An increasing number of Canadian adults are living at home, especially in markets where housing is expensive.
Wendell Cox, urban policy analyst and principal of Demographia in St. Louis, Missouri, says housing was more affordable when boomers were young than it is today.
“House prices today are four times relative to incomes what they were in Vancouver in 1969. They are three times what they were in Toronto 30 years ago,” Cox said in an interview.
“In Vancouver … you might as well hang a sign from the Lions Gate Bridge that says ‘speculators welcome,’ because you’ve established a system where house prices go up more than any other investment. And don’t complain that speculators are coming in and ripping you off—that’s what’s happening, and it’s happening in Toronto as well.”
The affordability gap is shown by other metrics. Cox said historically in English-speaking countries, the median house price was three times median annual income.
“It’s now 13 times in Vancouver, 10 times in Toronto, almost six times in Montreal,” he said.
“All of the metropolitan areas around Toronto—Kitchener-Waterloo, Peterborough, London, Brantford—they’re all in terrible shape because of all the extra demand as people leave Toronto,” Cox said.
“There’s a huge outflow from Toronto, now averaging 50,000 net a year.
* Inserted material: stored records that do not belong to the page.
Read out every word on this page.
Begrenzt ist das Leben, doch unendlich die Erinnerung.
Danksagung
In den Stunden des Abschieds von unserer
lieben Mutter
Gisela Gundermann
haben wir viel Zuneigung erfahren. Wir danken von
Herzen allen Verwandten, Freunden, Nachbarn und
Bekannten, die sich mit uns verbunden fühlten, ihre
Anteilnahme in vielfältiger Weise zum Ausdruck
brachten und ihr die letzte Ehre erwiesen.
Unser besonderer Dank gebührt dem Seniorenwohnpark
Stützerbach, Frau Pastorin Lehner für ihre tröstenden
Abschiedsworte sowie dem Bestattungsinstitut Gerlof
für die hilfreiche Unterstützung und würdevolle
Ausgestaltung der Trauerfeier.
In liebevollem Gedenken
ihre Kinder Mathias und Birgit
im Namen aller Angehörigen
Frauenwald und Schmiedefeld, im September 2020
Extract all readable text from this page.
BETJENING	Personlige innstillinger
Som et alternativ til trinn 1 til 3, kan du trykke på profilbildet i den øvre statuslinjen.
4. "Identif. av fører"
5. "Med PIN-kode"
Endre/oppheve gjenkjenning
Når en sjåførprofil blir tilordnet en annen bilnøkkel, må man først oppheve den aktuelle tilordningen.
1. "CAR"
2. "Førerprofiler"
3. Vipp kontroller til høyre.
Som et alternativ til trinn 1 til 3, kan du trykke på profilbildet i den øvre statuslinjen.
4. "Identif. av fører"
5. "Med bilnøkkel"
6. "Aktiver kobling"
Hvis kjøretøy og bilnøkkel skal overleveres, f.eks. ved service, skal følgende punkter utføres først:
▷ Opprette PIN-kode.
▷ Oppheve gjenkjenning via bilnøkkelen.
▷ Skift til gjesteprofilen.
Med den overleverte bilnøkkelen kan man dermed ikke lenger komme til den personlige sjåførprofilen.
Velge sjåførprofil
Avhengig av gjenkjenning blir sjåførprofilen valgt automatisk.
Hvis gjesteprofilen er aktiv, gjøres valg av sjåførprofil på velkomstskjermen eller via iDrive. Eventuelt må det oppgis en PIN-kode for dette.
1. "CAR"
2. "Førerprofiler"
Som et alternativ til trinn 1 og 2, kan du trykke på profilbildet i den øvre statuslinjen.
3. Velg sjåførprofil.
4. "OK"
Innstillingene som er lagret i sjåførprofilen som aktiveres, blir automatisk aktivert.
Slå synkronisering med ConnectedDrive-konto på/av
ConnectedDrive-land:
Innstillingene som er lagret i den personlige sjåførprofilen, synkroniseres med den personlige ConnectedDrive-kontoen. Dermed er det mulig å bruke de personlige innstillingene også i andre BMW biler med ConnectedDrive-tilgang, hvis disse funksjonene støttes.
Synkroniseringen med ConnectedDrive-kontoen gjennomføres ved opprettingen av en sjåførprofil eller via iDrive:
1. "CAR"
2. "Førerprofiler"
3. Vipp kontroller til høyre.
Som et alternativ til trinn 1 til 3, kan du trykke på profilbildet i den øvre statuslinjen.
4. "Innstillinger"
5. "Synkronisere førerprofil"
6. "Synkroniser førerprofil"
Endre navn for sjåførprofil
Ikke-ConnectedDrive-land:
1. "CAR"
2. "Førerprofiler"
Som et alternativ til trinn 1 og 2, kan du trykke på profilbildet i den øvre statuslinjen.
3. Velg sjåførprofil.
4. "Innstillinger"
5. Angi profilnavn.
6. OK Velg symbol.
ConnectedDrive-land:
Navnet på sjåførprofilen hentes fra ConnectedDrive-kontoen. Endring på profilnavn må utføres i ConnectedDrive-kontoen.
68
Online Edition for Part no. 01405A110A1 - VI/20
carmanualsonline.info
And Stats Canada says much of them moved to places like those other metropolitan areas because of the lower housing costs.”
The high prices followed changes in urban design that took hold decades ago, he says.
“The whole thing is drawing lines around cities, urban containment, greenbelts, agricultural preserves, etc. And you’ve ruined your housing market. It’s all planners who think, oh, they’re doing great things because they want cities to look a particular way.”
Ontario Premier Doug Ford has presented mixed messages on developing the Greenbelt in southern Ontario. Cox says political backlash is the greatest hurdle for governments that contemplate changes to land usage.
“The answer is clear: You need to deregulate and let the market work. Except if you did that, you would blow the bottom out of the housing market, and anybody who tried to do that would no longer be in politics,” he said.
Carleton University business professor Ian Lee said both he and his partner had adult children who lived with them to save money for a down payment on a home.
“These are techniques of economizing, either because the person lost their job and they can’t afford their rent, or because the young person’s income is quite modest. And they want to live and have fun, and living at home means they don’t have to pay rent, which is significant. Or thirdly, some young people say, I can never afford to buy a house until I save up the down payment,” Lee said.
Part of the phenomenon may be owing to immigrants from cultures that are used to long-term inter-generational living. Lee suggested other possibilities.
“Some of those people living at home could have struck some kind of understanding with their parents and said, ‘Look I‘ll stay home and I’ll look after you as you get older and get more frail, and when you pass on, I'll get the house.’”
The Leger survey found that nearly two-thirds of boomers have paid off their mortgage and many are ready to help the next generation. One-quarter of boomers said they already had or would consider gifting or loaning money to a child to help them buy a home. The percentage was highest in Vancouver, at 34.
Twenty-one percent of boomers with kids at home don’t foresee them leaving. This percentage was 29 in Toronto, and just 8 in Alberta.
“It’s really a belief that in the future, will it be any better. Well, in Alberta they think it’s going to turn around eventually, whereas in Toronto, [no one] thinks that rents are going to suddenly drop from $2,000 a month to $1,000 a month,” Lee said.
A report in May by Scotiabank showed that there are fewer homes per capita in Canada than the G7 average, a shortfall of 1.8 million new homes.